Ruhestätte der Maria Magdalena
Das Grab der Maria Magdalena in Ephesus: Legende, Glaube und ein rätselhafter Ort
Eine uralte Tradition behauptet, Maria Magdalena habe ihre letzten Jahre in Ephesus verbracht und sei dort begraben.

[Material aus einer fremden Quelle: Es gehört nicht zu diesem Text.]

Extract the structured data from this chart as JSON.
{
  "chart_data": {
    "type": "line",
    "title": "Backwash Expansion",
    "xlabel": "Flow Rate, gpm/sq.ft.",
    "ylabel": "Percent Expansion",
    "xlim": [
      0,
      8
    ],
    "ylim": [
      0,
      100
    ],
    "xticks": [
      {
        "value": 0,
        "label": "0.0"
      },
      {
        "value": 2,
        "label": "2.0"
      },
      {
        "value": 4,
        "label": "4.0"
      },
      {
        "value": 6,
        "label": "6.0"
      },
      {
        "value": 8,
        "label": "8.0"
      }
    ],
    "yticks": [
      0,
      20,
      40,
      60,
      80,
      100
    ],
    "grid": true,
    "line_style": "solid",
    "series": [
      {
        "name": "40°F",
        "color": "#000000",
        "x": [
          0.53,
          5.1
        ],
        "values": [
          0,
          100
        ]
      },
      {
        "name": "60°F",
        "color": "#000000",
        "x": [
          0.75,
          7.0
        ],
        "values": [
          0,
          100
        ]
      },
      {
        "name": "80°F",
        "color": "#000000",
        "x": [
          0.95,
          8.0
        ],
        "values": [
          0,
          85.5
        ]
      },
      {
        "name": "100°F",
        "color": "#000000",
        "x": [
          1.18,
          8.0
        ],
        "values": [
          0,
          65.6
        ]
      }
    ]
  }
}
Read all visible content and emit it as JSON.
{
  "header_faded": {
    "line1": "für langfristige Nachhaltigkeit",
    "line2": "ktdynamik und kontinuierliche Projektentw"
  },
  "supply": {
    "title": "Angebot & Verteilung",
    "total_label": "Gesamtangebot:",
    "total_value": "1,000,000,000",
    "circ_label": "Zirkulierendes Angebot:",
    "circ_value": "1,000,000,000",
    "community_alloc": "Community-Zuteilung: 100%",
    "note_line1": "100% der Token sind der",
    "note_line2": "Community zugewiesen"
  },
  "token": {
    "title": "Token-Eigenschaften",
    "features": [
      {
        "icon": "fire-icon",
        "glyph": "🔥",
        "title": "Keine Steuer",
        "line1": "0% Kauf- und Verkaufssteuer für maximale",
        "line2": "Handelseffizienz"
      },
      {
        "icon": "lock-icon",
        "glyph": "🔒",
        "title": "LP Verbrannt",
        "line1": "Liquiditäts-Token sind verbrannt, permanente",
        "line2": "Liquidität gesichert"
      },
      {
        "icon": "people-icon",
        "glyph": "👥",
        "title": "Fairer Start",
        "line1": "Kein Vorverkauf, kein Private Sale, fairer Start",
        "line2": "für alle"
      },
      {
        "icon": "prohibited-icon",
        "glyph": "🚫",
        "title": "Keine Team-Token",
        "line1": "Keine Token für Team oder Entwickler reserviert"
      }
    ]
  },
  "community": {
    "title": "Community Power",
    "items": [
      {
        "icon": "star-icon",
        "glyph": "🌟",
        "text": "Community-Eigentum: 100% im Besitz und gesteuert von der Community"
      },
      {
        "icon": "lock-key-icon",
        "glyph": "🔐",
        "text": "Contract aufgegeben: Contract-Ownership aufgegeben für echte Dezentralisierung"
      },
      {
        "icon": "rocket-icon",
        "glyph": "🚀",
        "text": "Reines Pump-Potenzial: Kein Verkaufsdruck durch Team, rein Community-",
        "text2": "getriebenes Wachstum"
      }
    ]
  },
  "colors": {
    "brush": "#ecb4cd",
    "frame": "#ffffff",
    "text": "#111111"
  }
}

Ephesus ist eine Schatzkiste der Antike. Jeder Stein erzählt eine Geschichte – von römischen Kaisern, griechischen Göttern und den Anfängen des Christentums. Zwischen diesen weltberühmten Ruinen findet sich eine besondere, oft übersehene Stätte, die mit einer der faszinierendsten Figuren des Neuen Testaments verbunden wird: Maria Magdalena, die treue Jüngerin Jesu.
Wer war Maria Magdalena?
Bevor wir den Ort betrachten, lohnt ein Blick auf die Person. Maria Magdalena wird in den Evangelien als eine Frau beschrieben, die Jesus nachfolgte, ihm und seinen Jüngern diente und von der er sieben Dämonen ausgetrieben hatte. Sie war Zeugin der Kreuzigung, war die Erste, die am Ostermorgen das leere Grab entdeckte, und ihr erschien der auferstandene Jesus zuallererst (Johannes 20, 11-18). Damit wurde sie zur „Apostelin der Apostel“ – der ersten Verkünderin der Auferstehung.
Die Tradition: Warum Ephesus?
Die Verbindung Maria Magdalenas mit Ephesus geht nicht auf die Bibel, sondern auf alte kirchliche Überlieferungen zurück. Einer dieser Traditionen zufolge flohen Maria Magdalena, der Apostel Johannes und Maria, die Mutter Jesu, nach der Himmelfahrt Christi vor der Verfolgung in Jerusalem und segelten nach Kleinasien. Ephesus, eine bedeutende Hafenstadt und spätere christliche Hochburg, wurde ihr neues Zuhause.
Der Überlieferung nach lebte Maria Magdalena hier ihre letzten Jahre als Einsiedlerin, predigte und starb schließlich in Ephesus. Diese Geschichte wurde von mehreren Kirchenvätern, darunter Gregor von Tours im 6. Jahrhundert, aufgegriffen und verbreitet.
Die Stätte: Was sieht man heute?
Die Ruhestätte liegt auf dem Bülbüldağı-Berg (Nachtigallenberg), etwa 7 km von den Hauptruinen Ephesus‘ entfernt, in unmittelbarer Nähe der Grotte der Sieben Schläfer.
Die Grabkammer: Bei dem „Grab“ selbst handelt es sich um eine schlichte, in den Fels gehauene Kammer aus byzantinischer Zeit. Es ist ein Ort der Einfachheit, weit entfernt von prunkvollen Mausoleen.
Die Kapelle: Direkt über der Grabkammer wurde eine kleine byzantinische Kapelle errichtet. Von diesem Gebäude sind heute nur noch Grundmauern und Fragmente erhalten. Pilger und Besucher können in die Kammer hinabsteigen.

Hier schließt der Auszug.